2) Listen more than you talk. This could go right along with being lovable. In his famous book “How to Win Friends and Influence People” Dale Carnegie emphasizes over and over again the importance of listening. He makes a special point of noting that nobody dislikes a person who knows how to listen. This can be a hard habit to break. Notice yourself in public, however. Are you enamored with your own voice and thoughts? Do you really listen when people are speaking or do you just wait for your turn to talk? It’s easy to get wrapped up in the things we want to say and it’s easy to want to chime in when somebody is speaking. So, how do you overcome this bad habit?
3) Be interested not interesting. Instead of thinking about how interesting you are or how to entertain people, be legitimately interested in them and what they have to say. Start believing that everyone has a story to tell. Look forward to finding out about the new people you meet. Start investing more in old friends.

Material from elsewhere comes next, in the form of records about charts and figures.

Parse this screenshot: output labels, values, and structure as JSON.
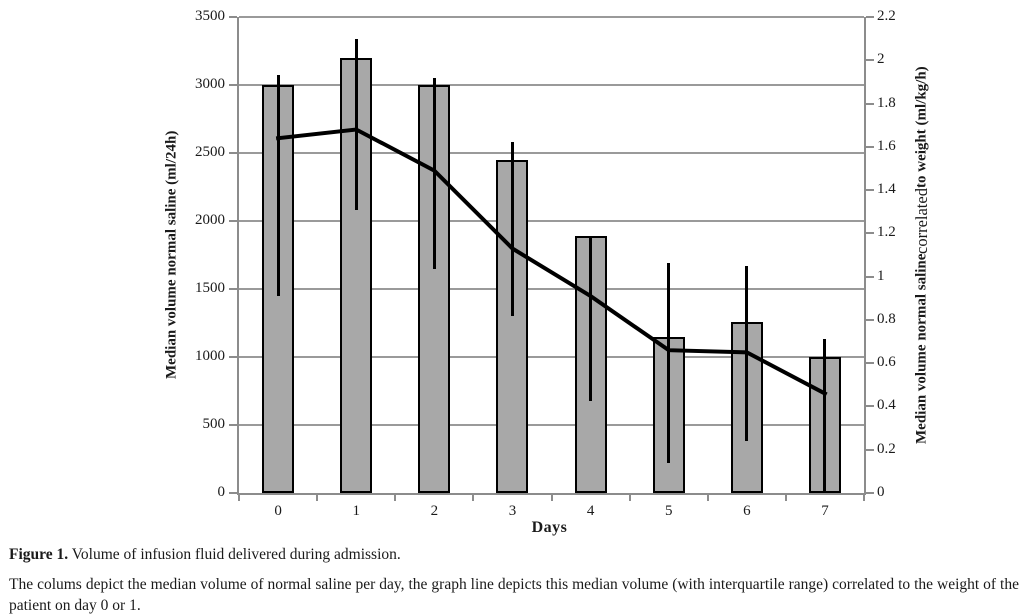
{
  "figure_caption": {
    "label": "Figure 1.",
    "title": " Volume of infusion fluid delivered during admission.",
    "body": "The colums depict the median volume of normal saline per day, the graph line depicts this median volume (with interquartile range) correlated to the weight of the patient on day 0 or 1."
  },
  "chart_data": {
    "type": "bar",
    "overlay_type": "line",
    "categories": [
      "0",
      "1",
      "2",
      "3",
      "4",
      "5",
      "6",
      "7"
    ],
    "xlabel": "Days",
    "legend_position": "none",
    "grid": true,
    "gridline_color": "#9a9a9a",
    "axis_color": "#8c8c8c",
    "left_axis": {
      "label": "Median volume normal saline (ml/24h)",
      "min": 0,
      "max": 3500,
      "step": 500,
      "tick_labels": [
        "0",
        "500",
        "1000",
        "1500",
        "2000",
        "2500",
        "3000",
        "3500"
      ]
    },
    "right_axis": {
      "label_part1": "Median volume normal saline ",
      "label_part2": "correlated",
      "label_part3": " to weight (ml/kg/h)",
      "min": 0,
      "max": 2.2,
      "step": 0.2,
      "tick_labels": [
        "0",
        "0.2",
        "0.4",
        "0.6",
        "0.8",
        "1",
        "1.2",
        "1.4",
        "1.6",
        "1.8",
        "2",
        "2.2"
      ]
    },
    "series": [
      {
        "name": "Median volume normal saline per day (columns)",
        "type": "bar",
        "axis": "left",
        "values": [
          3000,
          3200,
          3000,
          2450,
          1890,
          1150,
          1260,
          1000
        ],
        "error_low": [
          1450,
          2080,
          1650,
          1300,
          680,
          220,
          380,
          0
        ],
        "error_high": [
          3070,
          3340,
          3050,
          2580,
          1880,
          1690,
          1670,
          1130
        ],
        "fill": "#a8a8a8",
        "stroke": "#000000"
      },
      {
        "name": "Median volume correlated to weight (line)",
        "type": "line",
        "axis": "right",
        "values": [
          1.64,
          1.68,
          1.49,
          1.13,
          0.91,
          0.66,
          0.65,
          0.46
        ],
        "color": "#000000",
        "width": 4
      }
    ]
  }
}
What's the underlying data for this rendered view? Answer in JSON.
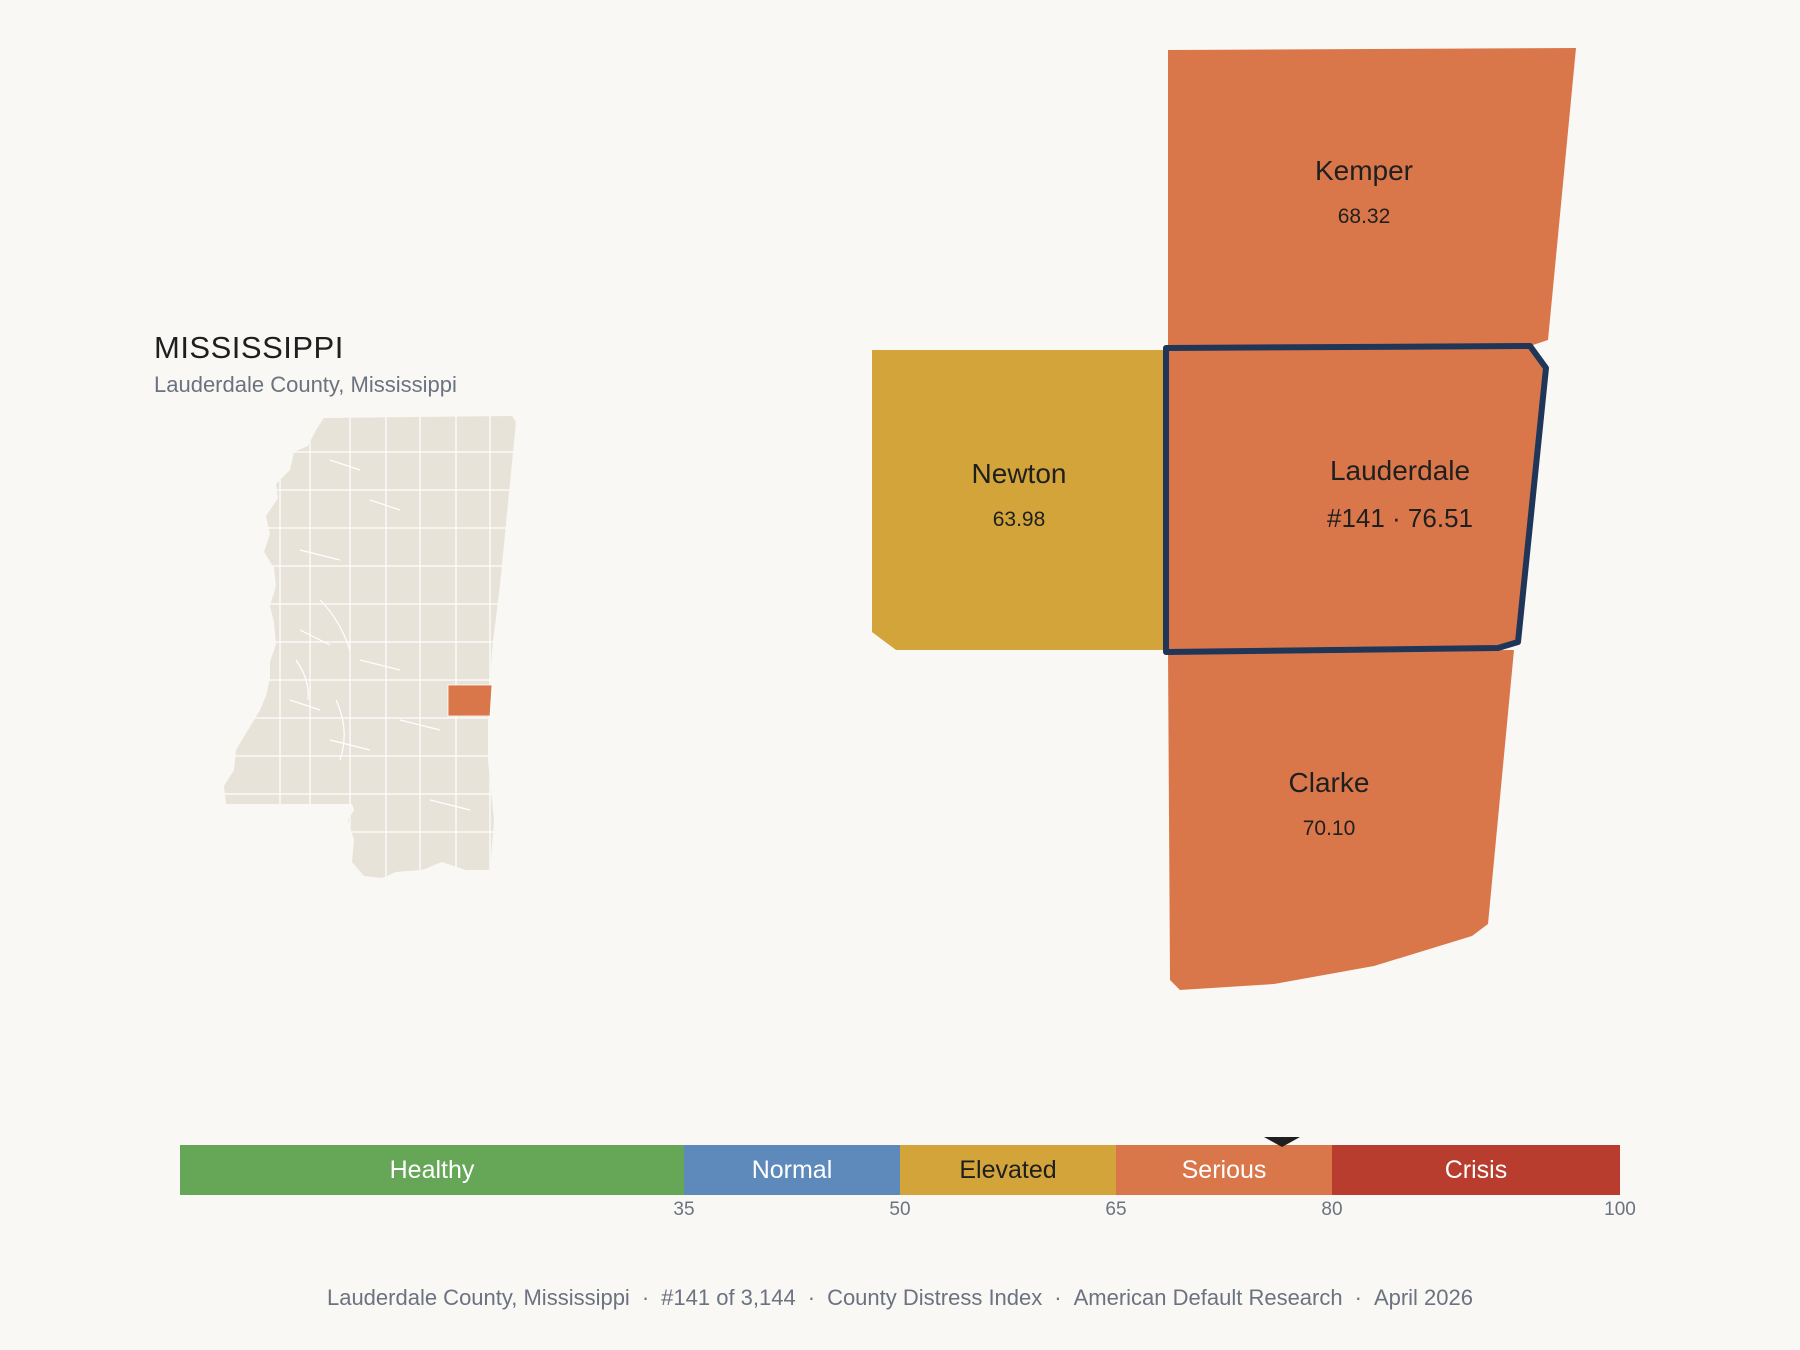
{
  "header": {
    "state": "MISSISSIPPI",
    "subtitle": "Lauderdale County, Mississippi"
  },
  "colors": {
    "background": "#f9f8f5",
    "inset_county_fill": "#e8e3d9",
    "inset_county_stroke": "#ffffff",
    "highlight_outline": "#1f3658",
    "elevated": "#d3a43a",
    "serious": "#da774a"
  },
  "counties": {
    "kemper": {
      "name": "Kemper",
      "value": "68.32",
      "band": "Serious"
    },
    "newton": {
      "name": "Newton",
      "value": "63.98",
      "band": "Elevated"
    },
    "lauderdale": {
      "name": "Lauderdale",
      "value": "#141 · 76.51",
      "band": "Serious"
    },
    "clarke": {
      "name": "Clarke",
      "value": "70.10",
      "band": "Serious"
    }
  },
  "selected_score": 76.51,
  "legend": {
    "bands": [
      {
        "label": "Healthy",
        "from": 0,
        "to": 35,
        "color": "#66a657",
        "text_color": "#ffffff"
      },
      {
        "label": "Normal",
        "from": 35,
        "to": 50,
        "color": "#5d8aba",
        "text_color": "#ffffff"
      },
      {
        "label": "Elevated",
        "from": 50,
        "to": 65,
        "color": "#d3a43a",
        "text_color": "#1f1f1f"
      },
      {
        "label": "Serious",
        "from": 65,
        "to": 80,
        "color": "#da774a",
        "text_color": "#ffffff"
      },
      {
        "label": "Crisis",
        "from": 80,
        "to": 100,
        "color": "#b93d2e",
        "text_color": "#ffffff"
      }
    ],
    "ticks": [
      "35",
      "50",
      "65",
      "80",
      "100"
    ]
  },
  "footer": {
    "county": "Lauderdale County, Mississippi",
    "rank": "#141 of 3,144",
    "index": "County Distress Index",
    "source": "American Default Research",
    "date": "April 2026"
  }
}
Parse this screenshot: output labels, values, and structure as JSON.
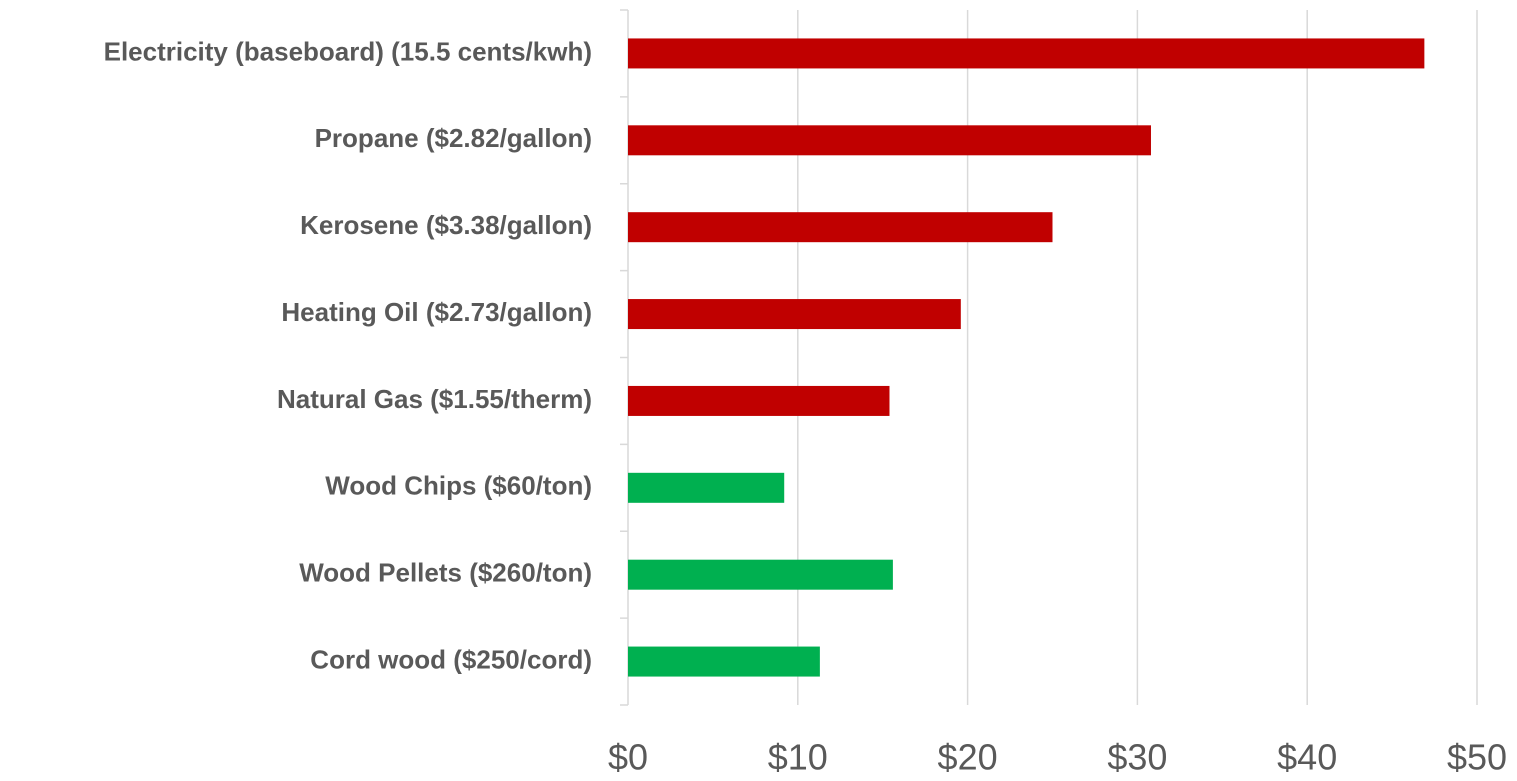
{
  "chart_data": {
    "type": "barh",
    "categories": [
      "Electricity (baseboard) (15.5 cents/kwh)",
      "Propane ($2.82/gallon)",
      "Kerosene ($3.38/gallon)",
      "Heating Oil ($2.73/gallon)",
      "Natural Gas ($1.55/therm)",
      "Wood Chips ($60/ton)",
      "Wood Pellets ($260/ton)",
      "Cord wood ($250/cord)"
    ],
    "values": [
      46.9,
      30.8,
      25.0,
      19.6,
      15.4,
      9.2,
      15.6,
      11.3
    ],
    "colors": [
      "#c00000",
      "#c00000",
      "#c00000",
      "#c00000",
      "#c00000",
      "#00b050",
      "#00b050",
      "#00b050"
    ],
    "xlim": [
      0,
      50
    ],
    "xticks": [
      {
        "value": 0,
        "label": "$0"
      },
      {
        "value": 10,
        "label": "$10"
      },
      {
        "value": 20,
        "label": "$20"
      },
      {
        "value": 30,
        "label": "$30"
      },
      {
        "value": 40,
        "label": "$40"
      },
      {
        "value": 50,
        "label": "$50"
      }
    ],
    "grid": true
  }
}
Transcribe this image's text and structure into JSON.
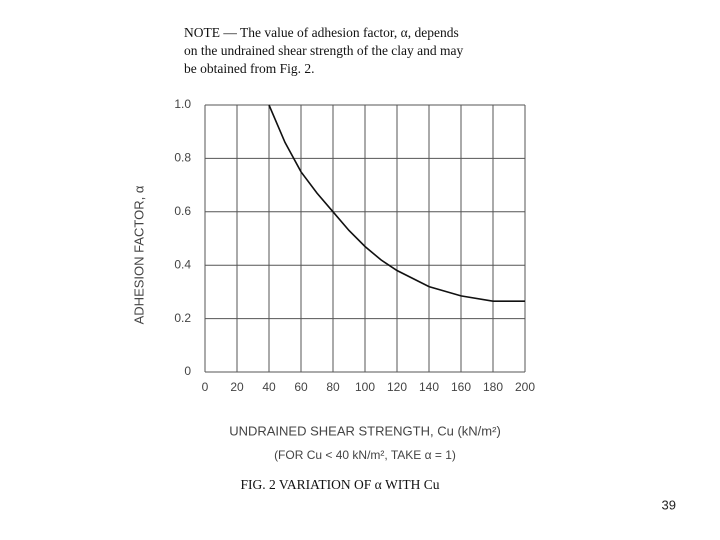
{
  "note": [
    "NOTE — The value of adhesion factor, α, depends",
    "on the undrained shear strength of the clay  and may",
    "be obtained from Fig. 2."
  ],
  "chart_data": {
    "type": "line",
    "x_label": "UNDRAINED SHEAR STRENGTH, Cu (kN/m²)",
    "x_note": "(FOR Cu < 40 kN/m², TAKE α = 1)",
    "y_label": "ADHESION FACTOR, α",
    "caption": "FIG. 2 VARIATION OF α WITH Cu",
    "x": [
      40,
      50,
      60,
      70,
      80,
      90,
      100,
      110,
      120,
      140,
      160,
      180,
      200
    ],
    "values": [
      1.0,
      0.86,
      0.75,
      0.67,
      0.6,
      0.53,
      0.47,
      0.42,
      0.38,
      0.32,
      0.285,
      0.265,
      0.265
    ],
    "color": "#111111",
    "xlim": [
      0,
      200
    ],
    "xticks": [
      0,
      20,
      40,
      60,
      80,
      100,
      120,
      140,
      160,
      180,
      200
    ],
    "ylim": [
      0,
      1
    ],
    "yticks": [
      0,
      0.2,
      0.4,
      0.6,
      0.8,
      {
        "value": 1,
        "label": "1.0"
      }
    ],
    "grid": true
  },
  "page_number": "39"
}
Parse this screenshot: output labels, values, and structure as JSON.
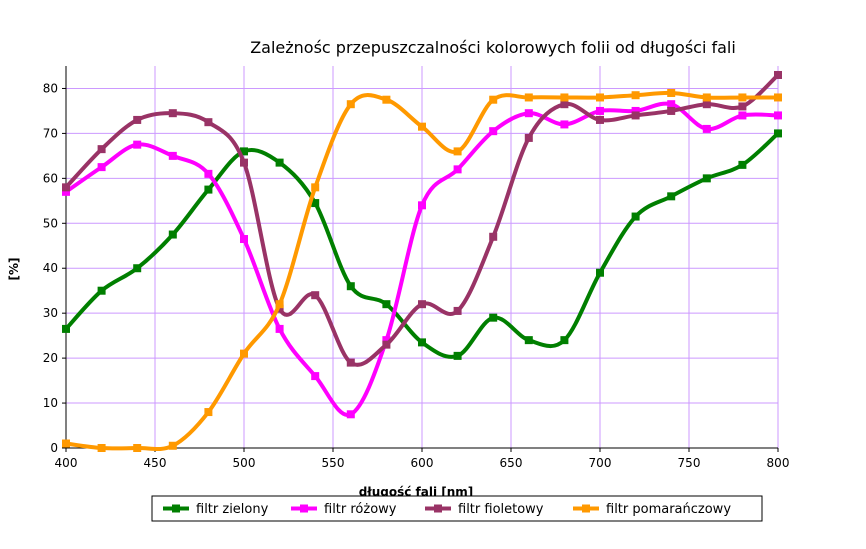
{
  "chart_data": {
    "type": "line",
    "title": "Zależnośc przepuszczalności kolorowych folii od długości fali",
    "xlabel": "długość fali [nm]",
    "ylabel": "[%]",
    "xlim": [
      400,
      800
    ],
    "ylim": [
      0,
      85
    ],
    "xticks": [
      400,
      450,
      500,
      550,
      600,
      650,
      700,
      750,
      800
    ],
    "yticks": [
      0,
      10,
      20,
      30,
      40,
      50,
      60,
      70,
      80
    ],
    "grid": true,
    "legend_position": "bottom",
    "x": [
      400,
      420,
      440,
      460,
      480,
      500,
      520,
      540,
      560,
      580,
      600,
      620,
      640,
      660,
      680,
      700,
      720,
      740,
      760,
      780,
      800
    ],
    "series": [
      {
        "name": "filtr zielony",
        "color": "#007f00",
        "values": [
          26.5,
          35,
          40,
          47.5,
          57.5,
          66,
          63.5,
          54.5,
          36,
          32,
          23.5,
          20.5,
          29,
          24,
          24,
          39,
          51.5,
          56,
          60,
          63,
          70
        ]
      },
      {
        "name": "filtr różowy",
        "color": "#ff00ff",
        "values": [
          57,
          62.5,
          67.5,
          65,
          61,
          46.5,
          26.5,
          16,
          7.5,
          24,
          54,
          62,
          70.5,
          74.5,
          72,
          75,
          75,
          76.5,
          71,
          74,
          74
        ]
      },
      {
        "name": "filtr fioletowy",
        "color": "#993366",
        "values": [
          58,
          66.5,
          73,
          74.5,
          72.5,
          63.5,
          31,
          34,
          19,
          23,
          32,
          30.5,
          47,
          69,
          76.5,
          73,
          74,
          75,
          76.5,
          76,
          83
        ]
      },
      {
        "name": "filtr pomarańczowy",
        "color": "#ff9900",
        "values": [
          1,
          0,
          0,
          null,
          0.5,
          8,
          21,
          32,
          58,
          76.5,
          77.5,
          71.5,
          66,
          77.5,
          78,
          78,
          78,
          78.5,
          79,
          78,
          78,
          78
        ],
        "x": [
          400,
          420,
          440,
          450,
          460,
          480,
          500,
          520,
          540,
          560,
          580,
          600,
          620,
          640,
          660,
          680,
          700,
          720,
          740,
          760,
          780,
          800
        ]
      }
    ]
  },
  "colors": {
    "grid": "#cc99ff",
    "axis": "#000000"
  }
}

4) Be generous. We live in a selfish culture. This is probably related to survival. Throughout time, humanity has had to focus on getting enough to survive. However, it has been proven that competition among humans has actually only been a recent development. In prehistoric times, survival was cooperative. It was not man against man. Groups worked together to insure that they were going to make it. They had to help one another in order for everyone to live. The same goes for us today. Practice the art of giving to others. Give more than you think you can. Go without certain luxuries and give in place of spending on things you don’t really need. The good things that we do come back to us. It is a cosmic truth. While your good may not be returned directly by the person who you did good for, it will come back to you. But, it may come back in another form or from another place. The good news is, it will usually come back multiplied many times over. So, stop looking for what you can get, and start looking for what you can give. You will receive more than you can imagine.
5) Be Yourself. You’re not the best looking? The best athlete? The best dresser? So what! If you are trying to be someone other than who you are, this will come out and you will appear to be lacking in confidence. A lack of confidence is the most unattractive quality. Confidence, however, can quickly cross the line into arrogance. And, while arrogant people may attract admirers in the short term, they quickly become intolerable. Also, when you are yourself, it is important to be your best self. Seek to be really good at being who you are. Master your hobbies. Work at your job diligently. Be clean and neat.
6) Laugh. Everyone likes a person with an appropriate sense of humor. Having a sense of humor, though, doesn’t mean that you are funny, it means that you have a sense of humor. In other words, you can find what’s funny in most situations. Now, this doesn’t mean you should laugh at everything. Notice that the word sensitive is derived from the word sense. A real sense of humor means that one can tell the difference between what is truly funny and what is in poor taste.
7) Be grateful: When you are grateful for your life, people will see this. It will shine through in your skin, your posture and your smile. If you demonstrate true gratitude for your life, you cannot help but be attractive to others. You don’t even have to try. It doesn’t matter if you don’t make a lot of money or have the most things, people will want to be near you.
In the end, you don’t actually have to find love, love will find you. You will radiate a confidence and joy that others will be drawn to and they will feel safe and cared for in your presence. You won’t have to go looking for love from others. It will find its way to you.